El organismo indica que el principal foco de preocupación del personal técnico de este centro es el TAC, “que sufre continuamente averías debido a su antigüedad y uso”. “Este aparato, aparte de ser utilizado en pruebas programadas, es de vital importancia en diagnósticos urgentes y ya han sido numerosas las ocasiones en las que no se ha podido hacer uso de él en situaciones críticas”, señala la FATE.

 Sobre el uso de dicho aparato, la federación recuerda que una de las circunstancias más críticas en las que no se puede prescindir del diagnóstico mediante la imagen TAC es el conocido como código ictus. El ictus o infarto cerebral constituye la primera causa de mortalidad en las mujeres y la segunda en los hombres.

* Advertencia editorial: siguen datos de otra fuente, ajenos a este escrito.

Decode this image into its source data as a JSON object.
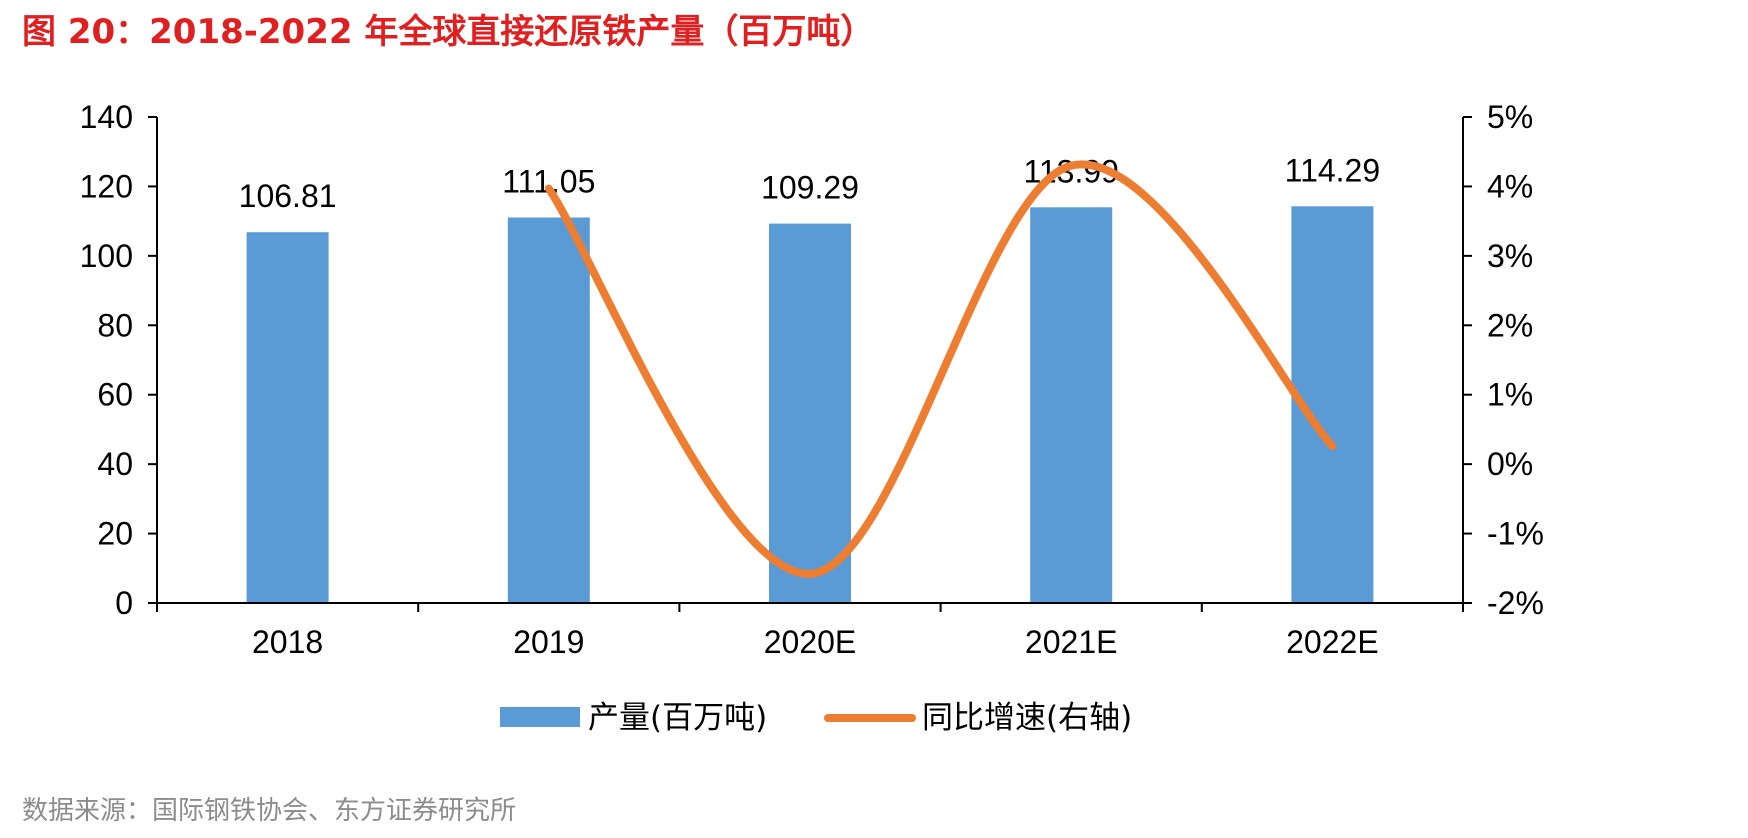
{
  "title": "图 20：2018-2022 年全球直接还原铁产量（百万吨）",
  "source": "数据来源：国际钢铁协会、东方证券研究所",
  "colors": {
    "bar": "#5b9bd5",
    "line": "#ed7d31",
    "title": "#e02020"
  },
  "chart_data": {
    "type": "bar",
    "title": "图 20：2018-2022 年全球直接还原铁产量（百万吨）",
    "categories": [
      "2018",
      "2019",
      "2020E",
      "2021E",
      "2022E"
    ],
    "y_ticks": [
      "0",
      "20",
      "40",
      "60",
      "80",
      "100",
      "120",
      "140"
    ],
    "y2_ticks": [
      "-2%",
      "-1%",
      "0%",
      "1%",
      "2%",
      "3%",
      "4%",
      "5%"
    ],
    "ylim": [
      0,
      140
    ],
    "y2lim": [
      -2,
      5
    ],
    "series": [
      {
        "name": "产量(百万吨)",
        "type": "bar",
        "axis": "left",
        "values": [
          106.81,
          111.05,
          109.29,
          113.99,
          114.29
        ],
        "labels": [
          "106.81",
          "111.05",
          "109.29",
          "113.99",
          "114.29"
        ]
      },
      {
        "name": "同比增速(右轴)",
        "type": "line",
        "axis": "right",
        "smooth": true,
        "values": [
          null,
          3.97,
          -1.58,
          4.3,
          0.26
        ]
      }
    ],
    "legend": "bottom",
    "grid": false
  }
}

Además provoca el 10% de la mortalidad total (8% en hombres y 13% en mujeres), resalta la FATE, que añade que esta afección es la primera causa de invalidez permanente en el adulto. Al respecto, y en relación a su denuncia, remarca que “las autoridades sanitarias andaluzas, mediante el documento del Proceso Asistencial Integrado al respecto, marca que ante una sospecha de ictus debe realizarse un TAC al paciente antes de 45 minutos desde su llegada al centro hospitalario”.

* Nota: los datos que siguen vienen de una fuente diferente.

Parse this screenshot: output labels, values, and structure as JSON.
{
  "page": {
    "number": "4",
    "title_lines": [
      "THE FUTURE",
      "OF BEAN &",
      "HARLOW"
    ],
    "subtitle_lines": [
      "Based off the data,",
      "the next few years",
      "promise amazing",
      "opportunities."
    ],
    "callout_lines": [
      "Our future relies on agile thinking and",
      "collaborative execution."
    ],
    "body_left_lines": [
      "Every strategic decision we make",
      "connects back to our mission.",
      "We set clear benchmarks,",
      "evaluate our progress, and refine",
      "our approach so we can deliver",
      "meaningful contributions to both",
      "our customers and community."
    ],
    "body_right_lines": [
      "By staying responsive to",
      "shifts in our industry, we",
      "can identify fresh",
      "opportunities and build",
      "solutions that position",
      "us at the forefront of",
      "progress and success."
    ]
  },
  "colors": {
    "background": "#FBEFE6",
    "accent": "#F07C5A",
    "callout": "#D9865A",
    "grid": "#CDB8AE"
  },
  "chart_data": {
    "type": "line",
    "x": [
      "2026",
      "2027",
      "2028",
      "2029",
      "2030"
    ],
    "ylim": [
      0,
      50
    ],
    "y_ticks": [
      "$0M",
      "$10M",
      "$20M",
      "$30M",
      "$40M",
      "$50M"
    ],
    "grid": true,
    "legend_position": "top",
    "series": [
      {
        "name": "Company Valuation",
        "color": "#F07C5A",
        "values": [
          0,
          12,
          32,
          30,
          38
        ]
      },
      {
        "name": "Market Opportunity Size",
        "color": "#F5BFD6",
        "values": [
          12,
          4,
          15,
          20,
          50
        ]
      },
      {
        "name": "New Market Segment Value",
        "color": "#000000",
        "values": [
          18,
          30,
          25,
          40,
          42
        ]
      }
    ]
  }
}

Así, la FATE asegura que en el hospital montillano “ya se han dado casos de código ictus en los que el paciente ha tenido que ser trasladado a otro centro por estar averiado el TAC”. Un hecho que genera, apunta el organismo, un riesgo para la vida del enfermo y supone, por tanto, una “posible actitud negligente de la Agencia Sanitaria Alto Guadalquivir”.

En junio de 2017, la FATE, con el respaldo de los representantes de los trabajadores de la agencia, denunció ante la empresa estos hechos, “haciéndolos responsables de cualquier perjuicio derivado de su retraso en actualizar el aparataje”. Una advertencia ante la cual la agencia afirmó “ser conocedora de la problemática”. “Aseguró que no se retrasaría su sustitución más allá de enero de 2018. A día de hoy el problema no sólo persiste sino que se agrava, lo cual, sin lugar a dudas, es una actitud temerosa que pone en riesgo a la población dependiente de este centro hospitalario”, añade la FATE sobre la actuación de la agencia.

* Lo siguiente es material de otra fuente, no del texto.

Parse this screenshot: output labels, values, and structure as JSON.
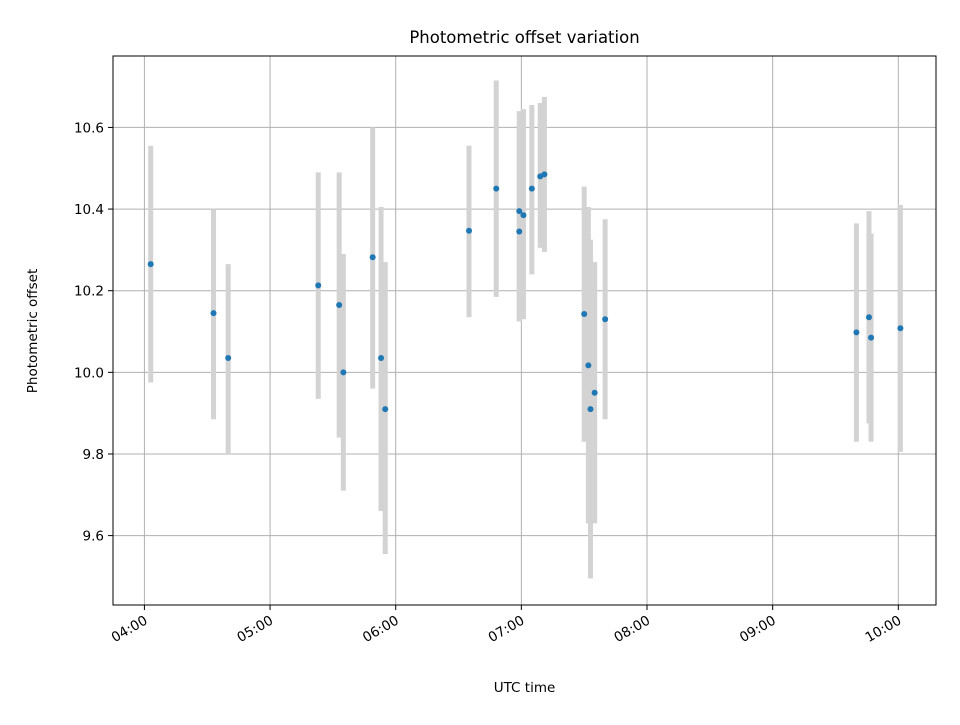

El organismo lanza un aviso a la población adscrita al Hospital de Montilla, así como a los profesionales sanitarios, para “tengan muy presente esta problemática de cara al posible traslado de un paciente”. “La elección del hospital al que se remita puede ser decisivo para la vida del afectado, teniendo en cuenta que el retraso en una segunda derivación por no disponer de las pruebas diagnósticas por avería del TAC puede marcar la diferencia entre la vida y la muerte”, concluye la FATE.

Cordópolis.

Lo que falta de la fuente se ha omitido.